Download or read book Deep History and the Ages of Man second Edition written by Mark H Gaffney and published by Independently Published. This book was released on 2022-02-17 with total page 334 pages. Available in PDF, EPUB and Kindle. Book excerpt: Did human civilization begin 5-6,000 years ago (as we are told) with Sumer and Egypt? Or is there more to the story? What was the actual purpose of Stonehenge? Why is the Great Pyramid aligned to true north? Is it possible that advanced civilizations predated the modern era by tens of thousands of years? If so, what happened to them? Today, Academia and Egyptology remain hamstrung by limiting beliefs, false assumptions and shallow readings of ancient texts. Mark H Gaffney's book presents compelling new evidence in support of Charles Hapgood's theory of crustal displacement, first introduced in the 1950s. Deep History and the Ages of Man introduces a new and exciting earth climate model that will challenge everything you thought you knew about ancient history.

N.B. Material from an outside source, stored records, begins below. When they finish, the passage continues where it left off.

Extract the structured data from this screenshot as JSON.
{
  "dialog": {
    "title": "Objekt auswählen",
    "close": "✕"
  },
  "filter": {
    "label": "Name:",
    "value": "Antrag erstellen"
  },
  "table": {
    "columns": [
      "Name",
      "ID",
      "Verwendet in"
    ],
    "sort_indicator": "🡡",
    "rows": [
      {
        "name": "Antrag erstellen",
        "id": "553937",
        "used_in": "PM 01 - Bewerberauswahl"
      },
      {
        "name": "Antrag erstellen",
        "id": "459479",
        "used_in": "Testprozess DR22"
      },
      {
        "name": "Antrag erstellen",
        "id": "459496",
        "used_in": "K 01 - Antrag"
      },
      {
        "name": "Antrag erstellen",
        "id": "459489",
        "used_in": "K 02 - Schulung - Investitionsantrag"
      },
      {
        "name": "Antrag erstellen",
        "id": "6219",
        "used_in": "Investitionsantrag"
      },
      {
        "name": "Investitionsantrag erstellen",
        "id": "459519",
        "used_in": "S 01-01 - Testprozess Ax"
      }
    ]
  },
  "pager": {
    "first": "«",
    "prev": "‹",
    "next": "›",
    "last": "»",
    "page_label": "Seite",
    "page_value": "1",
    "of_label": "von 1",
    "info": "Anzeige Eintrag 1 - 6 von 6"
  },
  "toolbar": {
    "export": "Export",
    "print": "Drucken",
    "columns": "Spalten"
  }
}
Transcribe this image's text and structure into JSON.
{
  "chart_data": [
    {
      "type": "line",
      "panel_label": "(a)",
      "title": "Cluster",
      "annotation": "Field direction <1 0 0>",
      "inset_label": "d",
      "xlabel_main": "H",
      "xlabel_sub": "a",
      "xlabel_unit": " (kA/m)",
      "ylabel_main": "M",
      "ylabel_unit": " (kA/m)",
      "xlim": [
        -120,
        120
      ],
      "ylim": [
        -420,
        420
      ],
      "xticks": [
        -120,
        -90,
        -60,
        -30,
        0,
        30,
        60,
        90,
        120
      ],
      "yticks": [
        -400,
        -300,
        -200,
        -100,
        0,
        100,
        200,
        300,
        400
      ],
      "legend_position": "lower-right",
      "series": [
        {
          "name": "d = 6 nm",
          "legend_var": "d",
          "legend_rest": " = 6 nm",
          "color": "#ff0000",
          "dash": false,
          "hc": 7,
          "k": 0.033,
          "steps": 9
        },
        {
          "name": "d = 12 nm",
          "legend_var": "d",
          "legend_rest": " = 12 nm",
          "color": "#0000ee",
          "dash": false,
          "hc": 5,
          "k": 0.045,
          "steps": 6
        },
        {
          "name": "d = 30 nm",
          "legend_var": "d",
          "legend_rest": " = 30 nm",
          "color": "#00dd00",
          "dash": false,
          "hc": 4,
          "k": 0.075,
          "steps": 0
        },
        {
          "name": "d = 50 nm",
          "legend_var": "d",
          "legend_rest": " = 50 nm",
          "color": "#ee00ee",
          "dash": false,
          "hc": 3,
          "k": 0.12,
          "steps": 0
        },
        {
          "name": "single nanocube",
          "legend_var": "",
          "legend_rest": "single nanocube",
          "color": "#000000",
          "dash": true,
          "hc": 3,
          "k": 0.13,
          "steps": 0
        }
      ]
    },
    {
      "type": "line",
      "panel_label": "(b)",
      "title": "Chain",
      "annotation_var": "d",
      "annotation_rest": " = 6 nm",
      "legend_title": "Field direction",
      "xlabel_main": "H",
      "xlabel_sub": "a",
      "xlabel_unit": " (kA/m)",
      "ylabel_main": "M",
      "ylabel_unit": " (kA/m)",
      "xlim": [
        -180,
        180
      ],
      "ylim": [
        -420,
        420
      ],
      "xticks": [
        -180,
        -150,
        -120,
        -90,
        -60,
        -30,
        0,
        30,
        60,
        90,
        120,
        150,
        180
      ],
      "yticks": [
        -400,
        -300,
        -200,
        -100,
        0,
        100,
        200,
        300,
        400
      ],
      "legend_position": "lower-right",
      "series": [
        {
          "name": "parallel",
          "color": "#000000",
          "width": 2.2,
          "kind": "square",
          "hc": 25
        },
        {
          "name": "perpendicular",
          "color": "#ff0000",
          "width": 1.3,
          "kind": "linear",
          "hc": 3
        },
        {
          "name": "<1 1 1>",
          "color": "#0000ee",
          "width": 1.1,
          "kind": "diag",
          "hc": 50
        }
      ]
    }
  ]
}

Book The History of American Deep Submersible Operations  1775 1995

Download or read book The History of American Deep Submersible Operations 1775 1995 written by Will Forman and published by . This book was released on 1999-01-01 with total page 312 pages. Available in PDF, EPUB and Kindle. Book excerpt:

Book Decolonizing  prehistory

    Book Details:
  • Author : Gesa Mackenthun
  • Publisher :
  • Release : 2021-05-04
  • ISBN : 9780816542291
  • Pages : 296 pages

Download or read book Decolonizing prehistory written by Gesa Mackenthun and published by . This book was released on 2021-05-04 with total page 296 pages. Available in PDF, EPUB and Kindle. Book excerpt: Decolonizing "Prehistory"critically examines and challenges the paradoxical role that modern historical-archaeological scholarship plays in adding legitimacy to, but also delegitimizing, contemporary colonialist practices. Using an interdisciplinary approach, this volume empowers Indigenous voices and offers a nuanced understanding of the American deep past.